Quello che chiedono, infatti, è che le donne non si accontentino dei propri difetti naturali, ma ci aggiungano anche quelli degli uomini.
Non mi sembra un grande guadagno.
LUMEN


AMARE
Pochi termini sono importanti, ed al tempo stesso generici, come il verbo amare. Ma la precisione lessicale è importante.
Secondo me, 'amare' vuol dire mettere un'altra persona prima di sé, cioè pensare al bene dell'altro prima che al proprio.
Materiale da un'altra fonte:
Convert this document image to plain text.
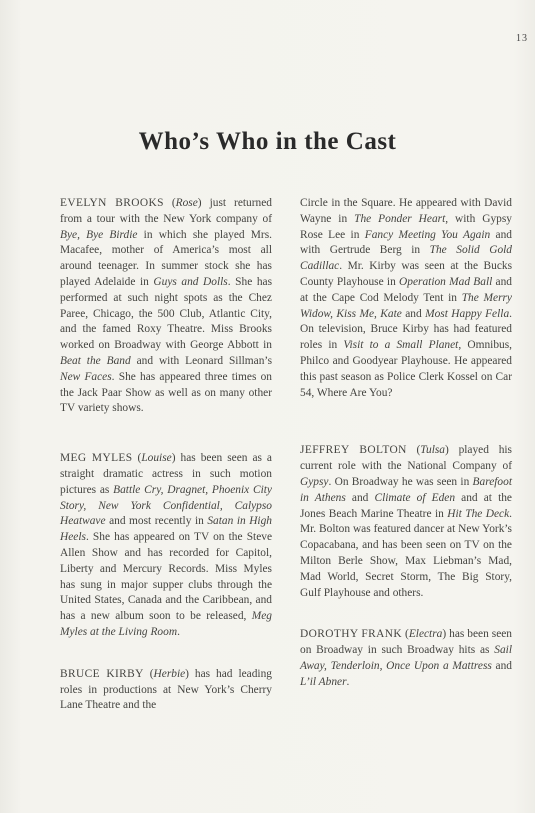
13
Who’s Who in the Cast

EVELYN BROOKS (Rose) just returned from a tour with the New York company of Bye, Bye Birdie in which she played Mrs. Macafee, mother of America’s most all around teenager. In summer stock she has played Adelaide in Guys and Dolls. She has performed at such night spots as the Chez Paree, Chicago, the 500 Club, Atlantic City, and the famed Roxy Theatre. Miss Brooks worked on Broadway with George Abbott in Beat the Band and with Leonard Sillman’s New Faces. She has appeared three times on the Jack Paar Show as well as on many other TV variety shows.

MEG MYLES (Louise) has been seen as a straight dramatic actress in such motion pictures as Battle Cry, Dragnet, Phoenix City Story, New York Confidential, Calypso Heatwave and most recently in Satan in High Heels. She has appeared on TV on the Steve Allen Show and has recorded for Capitol, Liberty and Mercury Records. Miss Myles has sung in major supper clubs through the United States, Canada and the Caribbean, and has a new album soon to be released, Meg Myles at the Living Room.

BRUCE KIRBY (Herbie) has had leading roles in productions at New York’s Cherry Lane Theatre and the

Circle in the Square. He appeared with David Wayne in The Ponder Heart, with Gypsy Rose Lee in Fancy Meeting You Again and with Gertrude Berg in The Solid Gold Cadillac. Mr. Kirby was seen at the Bucks County Playhouse in Operation Mad Ball and at the Cape Cod Melody Tent in The Merry Widow, Kiss Me, Kate and Most Happy Fella. On television, Bruce Kirby has had featured roles in Visit to a Small Planet, Omnibus, Philco and Goodyear Playhouse. He appeared this past season as Police Clerk Kossel on Car 54, Where Are You?

JEFFREY BOLTON (Tulsa) played his current role with the National Company of Gypsy. On Broadway he was seen in Barefoot in Athens and Climate of Eden and at the Jones Beach Marine Theatre in Hit The Deck. Mr. Bolton was featured dancer at New York’s Copacabana, and has been seen on TV on the Milton Berle Show, Max Liebman’s Mad, Mad World, Secret Storm, The Big Story, Gulf Playhouse and others.

DOROTHY FRANK (Electra) has been seen on Broadway in such Broadway hits as Sail Away, Tenderloin, Once Upon a Mattress and L’il Abner.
Per questo le donne amano di più degli uomini: perchè sono abituate a farlo con i propri figli.
LUMEN


SFORTUNA
Il principio secondo cui gli uomini vogliono sempre primeggiare, non viene meno neppure nei casi di autolesionismo o di masochismo.
Nel senso che anche le vittime di questi handicap psicologici tentano comunque, come tutti, di essere superiori agli altri, e non riuscendo ad esserlo 'in positivo' ci provano (paradossalmente) 'in negativo'.
A confema di ciò, ho trovato sul web questo piccolo calambour, che risulta divertente proprio perchè lo sentiamo vero.
« Sono un tipo molto sfortunato. Sono così sfortunato che quando ho partecipato ai campionati mondiali di sfortuna sono arrivato secondo. »
Ma crogiolandosi nel 'tanto peggio, tanto meglio' non si potrà mai combinare nulla.